Я посмотрел на него взглядом, который в моей прошлой жизни назывался «объективным анамнезом». Сенестопатии. Галлюцинаторно-параноидный синдром на фоне ипохондрического бреда. Тихая, как скрип половиц в заброшенном доме, шизофрения.
— Эдуард, — сказал я, понизив голос до доверительного регистра, — вы же понимаете, что это не виолончелист. Это резонанс. Ваше лицо перегружено неслышимыми частотами. Вам нужна декомпрессия.
— Декомпрессия? — Эдик на мгновение перестал простукивать скулу. — Продюсер предлагал только коньяк.
— Продюсер — дилетант, — отрезал я. — Есть одно закрытое заведение. Там не лечат, там настраивают.  Стены экспериментальной студии обиты специальным материалом, который поглощает астральный шум, от которого у вас болит лицо.
Я видел, как в его глазах вспыхнул огонек надежды — тусклый, как лампочка в три ватта.
— И там... там не будет этих звуков?
— Только белый шум и трёхразовое питание, которое не резонирует с подчелюстными узлами. В любом случае попытка не пытка.
Я достал блокнот и быстро набросал адрес. Не редакции, конечно, а приемного покоя на Пряжке.
— Скажете, что от меня. Профессор Стравинский большой поклонник вашего «Летнего ветра», но предпочитает слушать его живьём.
Эдик встал. Он выглядел почти торжественно. Накинул свое пальто с меховым воротником и посмотрел на меня с благодарностью, от которой мне на секунду стало не по себе. Мы часто принимаем за доброту обычное нежелание ввязываться в драку, но здесь была чистая манипуляция во имя психиатрии.

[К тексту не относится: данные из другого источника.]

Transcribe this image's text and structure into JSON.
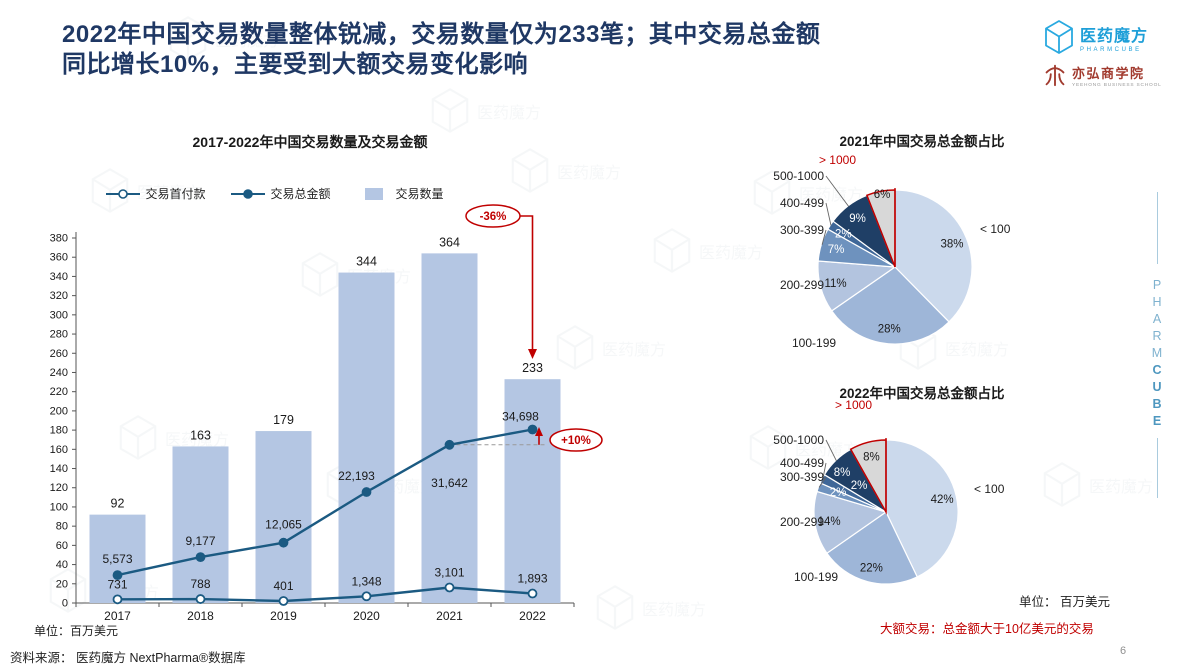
{
  "header": {
    "title_line1": "2022年中国交易数量整体锐减，交易数量仅为233笔；其中交易总金额",
    "title_line2": "同比增长10%，主要受到大额交易变化影响",
    "logo_pharmcube": {
      "name": "医药魔方",
      "sub": "PHARMCUBE"
    },
    "logo_yeehong": {
      "name": "亦弘商学院",
      "sub": "YEEHONG BUSINESS SCHOOL"
    }
  },
  "side_brand": {
    "part1": "PHARM",
    "part2": "CUBE"
  },
  "footer": {
    "source": "资料来源： 医药魔方 NextPharma®数据库",
    "page_number": "6"
  },
  "notes": {
    "unit_right": "单位： 百万美元",
    "big_deal": "大额交易：总金额大于10亿美元的交易"
  },
  "colors": {
    "title_navy": "#1F3864",
    "accent_red": "#C00000",
    "bar_fill": "#B4C6E3",
    "line_blue": "#1B5A82",
    "pie_colors": [
      "#CBD9EC",
      "#9EB6D8",
      "#B3C4DF",
      "#6E92BE",
      "#3F6798",
      "#1F3F66",
      "#D8D8D8"
    ],
    "brand_blue": "#1E9FD8",
    "yeehong_red": "#A13A2E"
  },
  "chart_data": [
    {
      "type": "bar",
      "title": "2017-2022年中国交易数量及交易金额",
      "unit_label": "单位：百万美元",
      "categories": [
        "2017",
        "2018",
        "2019",
        "2020",
        "2021",
        "2022"
      ],
      "ylim": [
        0,
        380
      ],
      "ytick_step": 20,
      "y2lim": [
        0,
        73000
      ],
      "legend_order": [
        "交易首付款",
        "交易总金额",
        "交易数量"
      ],
      "series": [
        {
          "name": "交易数量",
          "kind": "bar",
          "values": [
            92,
            163,
            179,
            344,
            364,
            233
          ]
        },
        {
          "name": "交易总金额",
          "kind": "line",
          "marker": "filled",
          "values": [
            5573,
            9177,
            12065,
            22193,
            31642,
            34698
          ],
          "labels": [
            "5,573",
            "9,177",
            "12,065",
            "22,193",
            "31,642",
            "34,698"
          ]
        },
        {
          "name": "交易首付款",
          "kind": "line",
          "marker": "open",
          "values": [
            731,
            788,
            401,
            1348,
            3101,
            1893
          ],
          "labels": [
            "731",
            "788",
            "401",
            "1,348",
            "3,101",
            "1,893"
          ]
        }
      ],
      "annotations": {
        "count_change": "-36%",
        "amount_change": "+10%"
      }
    },
    {
      "type": "pie",
      "title": "2021年中国交易总金额占比",
      "legend_position": "outside",
      "slices": [
        {
          "label": "< 100",
          "pct": 38
        },
        {
          "label": "100-199",
          "pct": 28
        },
        {
          "label": "200-299",
          "pct": 11
        },
        {
          "label": "300-399",
          "pct": 7
        },
        {
          "label": "400-499",
          "pct": 2
        },
        {
          "label": "500-1000",
          "pct": 9
        },
        {
          "label": "> 1000",
          "pct": 6,
          "highlight": true
        }
      ]
    },
    {
      "type": "pie",
      "title": "2022年中国交易总金额占比",
      "legend_position": "outside",
      "slices": [
        {
          "label": "< 100",
          "pct": 42
        },
        {
          "label": "100-199",
          "pct": 22
        },
        {
          "label": "200-299",
          "pct": 14
        },
        {
          "label": "300-399",
          "pct": 2
        },
        {
          "label": "400-499",
          "pct": 2
        },
        {
          "label": "500-1000",
          "pct": 8
        },
        {
          "label": "> 1000",
          "pct": 8,
          "highlight": true
        }
      ]
    }
  ]
}
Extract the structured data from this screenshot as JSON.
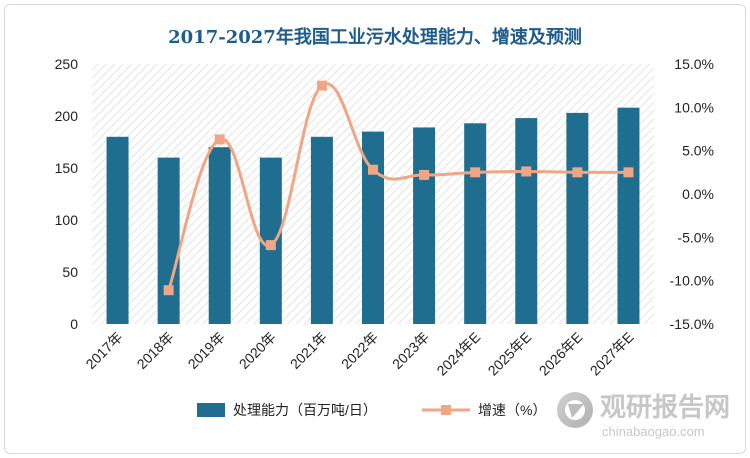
{
  "chart_data": {
    "type": "bar",
    "title": "2017-2027年我国工业污水处理能力、增速及预测",
    "categories": [
      "2017年",
      "2018年",
      "2019年",
      "2020年",
      "2021年",
      "2022年",
      "2023年",
      "2024年E",
      "2025年E",
      "2026年E",
      "2027年E"
    ],
    "series": [
      {
        "name": "处理能力（百万吨/日）",
        "type": "bar",
        "axis": "left",
        "color": "#1f6e8f",
        "values": [
          180,
          160,
          170,
          160,
          180,
          185,
          189,
          193,
          198,
          203,
          208
        ]
      },
      {
        "name": "增速（%）",
        "type": "line",
        "axis": "right",
        "color": "#f0a684",
        "values": [
          null,
          -11.1,
          6.3,
          -5.9,
          12.5,
          2.8,
          2.2,
          2.5,
          2.6,
          2.5,
          2.5
        ]
      }
    ],
    "y_left": {
      "min": 0,
      "max": 250,
      "ticks": [
        "0",
        "50",
        "100",
        "150",
        "200",
        "250"
      ]
    },
    "y_right": {
      "min": -15,
      "max": 15,
      "ticks": [
        "-15.0%",
        "-10.0%",
        "-5.0%",
        "0.0%",
        "5.0%",
        "10.0%",
        "15.0%"
      ]
    },
    "legend_position": "bottom",
    "grid": false
  },
  "watermark": {
    "cn": "观研报告网",
    "en": "chinabaogao.com"
  }
}
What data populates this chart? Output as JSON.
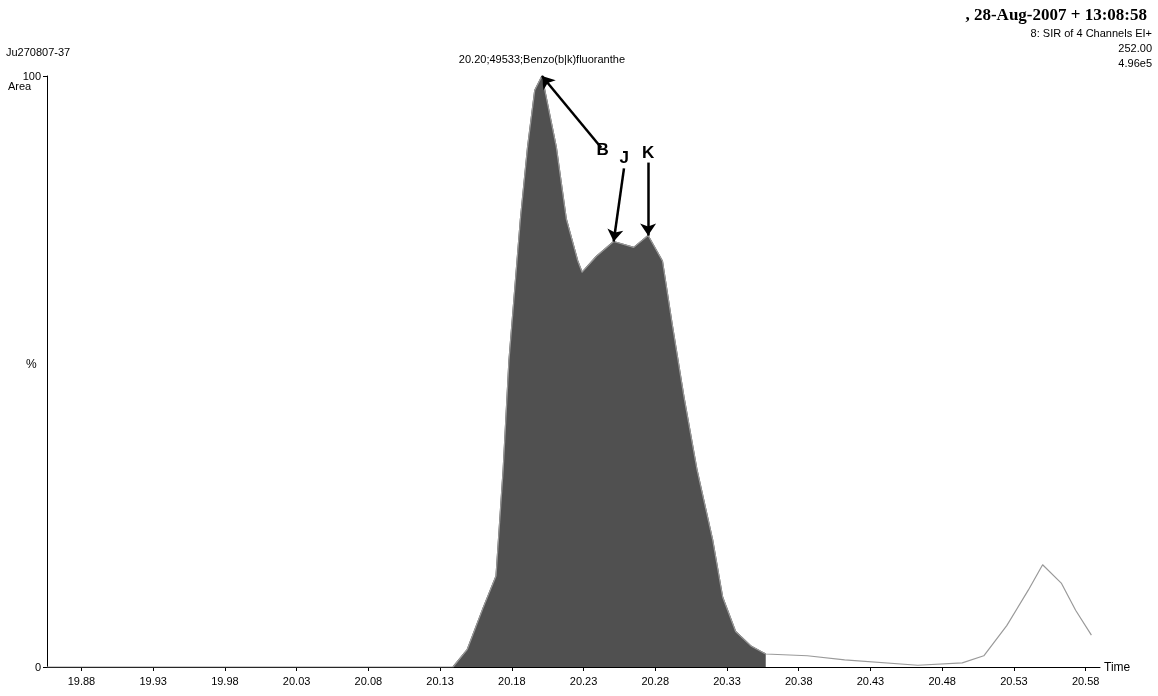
{
  "chart_data": {
    "type": "line",
    "title": ", 28-Aug-2007 + 13:08:58",
    "xlabel": "Time",
    "ylabel": "%",
    "annotations": [
      "Ju270807-37",
      "Area",
      "8: SIR of 4 Channels EI+",
      "252.00",
      "4.96e5",
      {
        "text": "20.20;49533;Benzo(b|k)fluoranthe",
        "x": 20.201,
        "y": 100
      },
      {
        "text": "B",
        "x": 20.201,
        "y": 100
      },
      {
        "text": "J",
        "x": 20.251,
        "y": 72
      },
      {
        "text": "K",
        "x": 20.275,
        "y": 73
      }
    ],
    "series": [
      {
        "type": "area",
        "color": "#505050",
        "x": [
          20.139,
          20.149,
          20.16,
          20.169,
          20.174,
          20.178,
          20.182,
          20.186,
          20.191,
          20.196,
          20.201,
          20.211,
          20.218,
          20.226,
          20.229,
          20.239,
          20.251,
          20.265,
          20.275,
          20.285,
          20.292,
          20.3,
          20.309,
          20.32,
          20.327,
          20.336,
          20.347,
          20.357
        ],
        "values": [
          0,
          3,
          10,
          15.4,
          33.5,
          51.8,
          63.8,
          75.8,
          88,
          97.6,
          100,
          88,
          75.8,
          68.7,
          66.8,
          69.5,
          72,
          71,
          73,
          68.7,
          57.7,
          45.7,
          33.5,
          21.5,
          11.8,
          6,
          3.5,
          2.2
        ]
      },
      {
        "type": "line",
        "color": "#9a9a9a",
        "x": [
          19.856,
          20.13,
          20.139,
          20.149,
          20.16,
          20.169,
          20.174,
          20.178,
          20.182,
          20.186,
          20.191,
          20.196,
          20.201,
          20.211,
          20.218,
          20.226,
          20.229,
          20.239,
          20.251,
          20.265,
          20.275,
          20.285,
          20.292,
          20.3,
          20.309,
          20.32,
          20.327,
          20.336,
          20.347,
          20.357,
          20.386,
          20.412,
          20.463,
          20.494,
          20.509,
          20.525,
          20.54,
          20.55,
          20.563,
          20.573,
          20.584
        ],
        "values": [
          0,
          0,
          0,
          3,
          10,
          15.4,
          33.5,
          51.8,
          63.8,
          75.8,
          88,
          97.6,
          100,
          88,
          75.8,
          68.7,
          66.8,
          69.5,
          72,
          71,
          73,
          68.7,
          57.7,
          45.7,
          33.5,
          21.5,
          11.8,
          6,
          3.5,
          2.2,
          1.9,
          1.2,
          0.3,
          0.7,
          1.9,
          7,
          13,
          17.3,
          14.2,
          9.6,
          5.4
        ]
      }
    ],
    "xlim": [
      19.856,
      20.59
    ],
    "xticks": [
      19.88,
      19.93,
      19.98,
      20.03,
      20.08,
      20.13,
      20.18,
      20.23,
      20.28,
      20.33,
      20.38,
      20.43,
      20.48,
      20.53,
      20.58
    ],
    "ylim": [
      0,
      100
    ],
    "yticks": [
      0,
      100
    ],
    "grid": false,
    "marker": "none",
    "line_style": "solid"
  }
}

Через час я позвонил дежурному врачу, своему бывшему однокурснику:
— Паша, принимай подарок. Легенда 90-х. Жалобы на виолончелиста в районе головы. Оформи как творческий отпуск.
Вечером в редакции я сдавал пустой лист.
— Где текст? — взревел редактор. — Где сенсация?
— Шеф, сенсации не будет, — ответил я, глядя в окно на серый питерский дождь. — По крайней мере сегодня. Цветков ушел в глубокий ретрит. Он сейчас записывает сольный альбом тишины.
Я знал, что сейчас Эдику моют голову дегтярным мылом и выдают казенную пижаму. Лицо у него, скорее всего, всё еще болело, но теперь у этой боли был официальный статус.
В конце концов, журналистика учит нас врать во благо тиража, а психиатрия — во благо пациента. Я совместил оба метода.